Ursacio di Singiduno

Ursacio di Singiduno (latino: Ursacius; greco: Οὐρσάκιος;; ... – ...; fl. 335-369) fu vescovo di Singidunum; appartenente alla corrente ariana, si scontrò con gli esponenti della corrente nicena nel corso delle dispute cristologiche che lacerarono la Chiesa cristiana nel corso del IV secolo.

Nel 335 partecipò al primo concilio di Tiro, che doveva giudicare le accuse di empietà avanzate contro Atanasio di Alessandria (oppositore della posizione ariana);[1] il supporto di Ursacio e dei vescovi illirici, che si erano probabilmente avvicinati alle posizioni di Ario quando questi era stato in esilio in Illiria,[2] fece sì che Atanasio fosse riconosciuto colpevole dal sinodo ed esiliato dall'imperatore Costantino I.[3]

Nel 342 era a Costantinopoli, dove fece da assistente insieme a Valente di Mursa alla consacrazione a vescovo di Macedonio I.

Nel corso del concilio di Sardica (343) fu scomunicato e deposto dalla maggioranza nicena.

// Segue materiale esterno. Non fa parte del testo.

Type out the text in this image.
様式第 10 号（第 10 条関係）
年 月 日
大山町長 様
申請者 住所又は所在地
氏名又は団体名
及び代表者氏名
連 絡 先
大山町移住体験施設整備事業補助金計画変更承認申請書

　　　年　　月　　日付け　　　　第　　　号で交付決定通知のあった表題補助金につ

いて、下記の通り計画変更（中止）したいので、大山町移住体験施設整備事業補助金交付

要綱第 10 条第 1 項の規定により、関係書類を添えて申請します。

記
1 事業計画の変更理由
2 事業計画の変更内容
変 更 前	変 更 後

Quando nel 346 Atanasio ritornò dall'esilio, Ursacio e Valente si recarono a Roma dal vescovo Giulio, dove misero per iscritto la loro intenzione di ritornare in comunione con Atanasio e la sua posizione.[4]

Nel corso del terzo concilio di Sirmio fu elaborata una formula di mediazione che eliminava ogni riferimento alla «consustanzialità» e definiva il Figlio «simile» al Padre: Ursacio sposò tale formula, e nel corso del concilio di Rimini (359) si adoperò affinché fosse approvata.

Nel 369 fu colpito dalla scomunica per la seconda volta.

Note modifica

  1. ^ Sozomeno, Storia ecclesiastica, 2.25.
  2. ^ Henry Wace, Dictionary of Christian Biography and Literature to the End of the Sixth Century A.D., with an Account of the Principal Sects and Heresies.
  3. ^ Atanasio di Alessandria, ad Episcopos Aegyptiae 7.
  4. ^ Socrate Scolastico, Storia ecclesiastica, 2.24.